Karena itu, Jokowi percaya Indonesia akan dapat memenuhi komitmen pada 2030 di dalam Paris Agreement, yaitu pengurangan emisi sebesar 29 persen secara unconditional.

“Indonesia telah mengadopsi Strategi Jangka Panjang Rendah Karbon dan Ketahanan Iklim 2050, serta roadmap yang detail untuk mencapai target net zero emission pada 2060 atau lebih awal,” kata dia.

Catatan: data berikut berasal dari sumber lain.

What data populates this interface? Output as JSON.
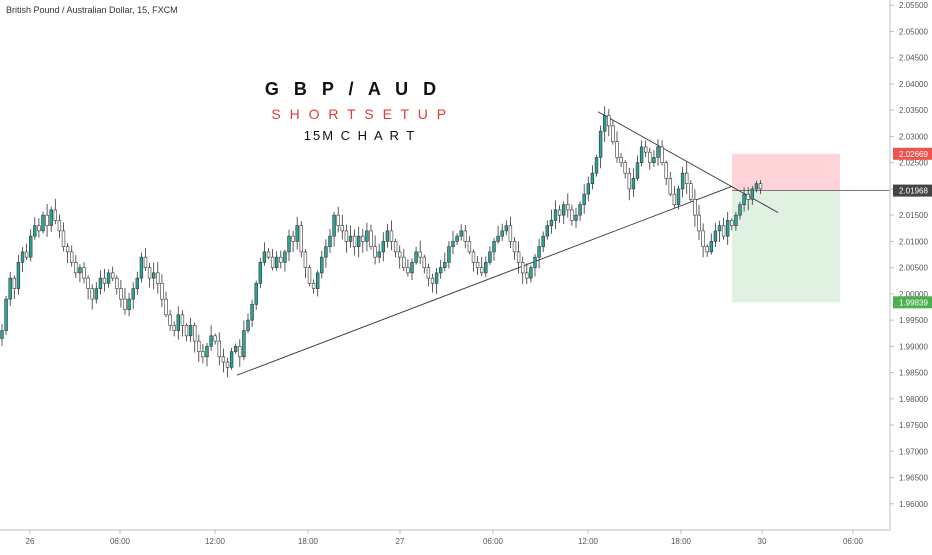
{
  "symbol_label": "British Pound / Australian Dollar, 15, FXCM",
  "annotations": {
    "title": "G B P / A U D",
    "subtitle": "S H O R T  S E T U P",
    "timeframe": "15M C H A R T"
  },
  "colors": {
    "up": "#26a69a",
    "down": "#ffffff",
    "wick": "#333333",
    "stop_zone": "#ffcdd2",
    "target_zone": "#dcefdc",
    "stop_label": "#ef5350",
    "target_label": "#4caf50",
    "price_label": "#444444",
    "trendline": "#333333"
  },
  "chart_data": {
    "type": "candlestick",
    "y_axis": {
      "min": 1.955,
      "max": 2.056,
      "ticks": [
        "2.05500",
        "2.05000",
        "2.04500",
        "2.04000",
        "2.03500",
        "2.03000",
        "2.02500",
        "2.02000",
        "2.01500",
        "2.01000",
        "2.00500",
        "2.00000",
        "1.99500",
        "1.99000",
        "1.98500",
        "1.98000",
        "1.97500",
        "1.97000",
        "1.96500",
        "1.96000"
      ]
    },
    "x_axis": {
      "ticks": [
        "26",
        "06:00",
        "12:00",
        "18:00",
        "27",
        "06:00",
        "12:00",
        "18:00",
        "30",
        "06:00"
      ]
    },
    "price_labels": {
      "stop": "2.02669",
      "current": "2.01968",
      "target": "1.99839"
    },
    "position": {
      "entry": 2.01968,
      "stop": 2.02669,
      "target": 1.99839
    },
    "trendlines": [
      {
        "name": "ascending-support",
        "from": [
          0,
          1.9845
        ],
        "to": [
          181,
          2.0205
        ]
      },
      {
        "name": "descending-resistance",
        "from": [
          150,
          2.0347
        ],
        "to": [
          194,
          2.0155
        ]
      }
    ],
    "closes": [
      1.993,
      1.999,
      2.003,
      2.001,
      2.006,
      2.008,
      2.007,
      2.011,
      2.013,
      2.012,
      2.015,
      2.013,
      2.016,
      2.014,
      2.012,
      2.009,
      2.008,
      2.006,
      2.004,
      2.005,
      2.003,
      2.001,
      1.999,
      2.001,
      2.003,
      2.002,
      2.004,
      2.003,
      2.001,
      1.999,
      1.997,
      1.999,
      2.001,
      2.003,
      2.007,
      2.005,
      2.003,
      2.004,
      2.002,
      1.999,
      1.996,
      1.994,
      1.993,
      1.996,
      1.994,
      1.992,
      1.994,
      1.991,
      1.989,
      1.988,
      1.99,
      1.992,
      1.991,
      1.988,
      1.987,
      1.986,
      1.989,
      1.99,
      1.988,
      1.993,
      1.995,
      1.998,
      2.002,
      2.006,
      2.008,
      2.007,
      2.005,
      2.007,
      2.006,
      2.008,
      2.011,
      2.01,
      2.013,
      2.008,
      2.005,
      2.002,
      2.001,
      2.004,
      2.007,
      2.009,
      2.011,
      2.015,
      2.013,
      2.012,
      2.01,
      2.011,
      2.009,
      2.011,
      2.01,
      2.012,
      2.009,
      2.007,
      2.008,
      2.01,
      2.012,
      2.01,
      2.008,
      2.007,
      2.005,
      2.004,
      2.006,
      2.008,
      2.007,
      2.005,
      2.003,
      2.002,
      2.004,
      2.005,
      2.006,
      2.009,
      2.01,
      2.011,
      2.012,
      2.01,
      2.008,
      2.006,
      2.005,
      2.004,
      2.006,
      2.008,
      2.01,
      2.011,
      2.012,
      2.013,
      2.01,
      2.008,
      2.006,
      2.004,
      2.003,
      2.005,
      2.007,
      2.009,
      2.011,
      2.013,
      2.014,
      2.016,
      2.015,
      2.017,
      2.016,
      2.014,
      2.015,
      2.017,
      2.019,
      2.021,
      2.023,
      2.026,
      2.031,
      2.034,
      2.032,
      2.029,
      2.026,
      2.025,
      2.023,
      2.02,
      2.022,
      2.025,
      2.028,
      2.027,
      2.025,
      2.026,
      2.028,
      2.025,
      2.022,
      2.019,
      2.017,
      2.02,
      2.023,
      2.021,
      2.018,
      2.015,
      2.012,
      2.009,
      2.008,
      2.01,
      2.012,
      2.013,
      2.011,
      2.014,
      2.013,
      2.015,
      2.017,
      2.019,
      2.018,
      2.02,
      2.021,
      2.02
    ]
  }
}
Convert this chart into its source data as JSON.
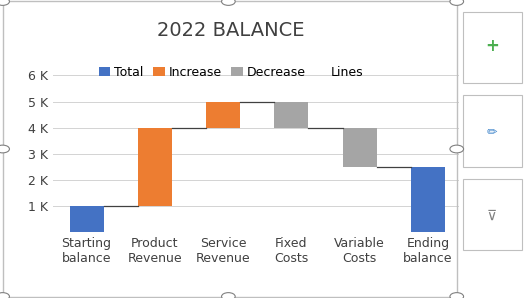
{
  "title": "2022 BALANCE",
  "categories": [
    "Starting\nbalance",
    "Product\nRevenue",
    "Service\nRevenue",
    "Fixed\nCosts",
    "Variable\nCosts",
    "Ending\nbalance"
  ],
  "values": [
    1000,
    3000,
    1000,
    -1000,
    -1500,
    0
  ],
  "types": [
    "total",
    "increase",
    "increase",
    "decrease",
    "decrease",
    "total"
  ],
  "starting_value": 1000,
  "ending_value": 2500,
  "colors": {
    "total": "#4472C4",
    "increase": "#ED7D31",
    "decrease": "#A5A5A5"
  },
  "legend_labels": [
    "Total",
    "Increase",
    "Decrease",
    "Lines"
  ],
  "ylim": [
    0,
    6600
  ],
  "yticks": [
    0,
    1000,
    2000,
    3000,
    4000,
    5000,
    6000
  ],
  "ytick_labels": [
    "",
    "1 K",
    "2 K",
    "3 K",
    "4 K",
    "5 K",
    "6 K"
  ],
  "background_color": "#FFFFFF",
  "grid_color": "#D3D3D3",
  "connector_color": "#404040",
  "border_color": "#BFBFBF",
  "title_fontsize": 14,
  "legend_fontsize": 9,
  "tick_fontsize": 9,
  "bar_width": 0.5,
  "chart_right_icons": true,
  "frame_color": "#808080",
  "handle_color": "#C0C0C0"
}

Dalam lawatannya, Jokowi menemui sejumlah petinggi negara, salah satunya dengan Perdana Menteri (PM) Inggris Boris Johnson. Keduanya membahas upaya mendorong kerja sama yang lebih erat di bidang riset dan pelatihan sektor kesehatan. Presiden juga mendorong agar Inggris dapat meningkatkan kerja sama dalam upaya pemulihan ekonomi nasional, antara lain dengan penguatan perdagangan melalui forum mekanisme Komite yang sudah terbentuk, dan mengundang lebih banyak investasi Inggris di Indonesia, khususnya di beberapa sektor prioritas, seperti manufaktur, otomotif, farmasi dan kesehatan.

 

Presiden Jokowi juga bertemu dengan Presiden Amerika Serikat (AS) Joe Biden. Kedua negara sepakat berkomitmen kuat dalam pengurangan emisi karbon melalui komitmen Nationally Determined Contribution (NDC). Indonesia merupakan salah satu negara terdepan dalam penanganan kebakaran hutan, penurunan tingkat deforestasi dan restorasi hutan bakau.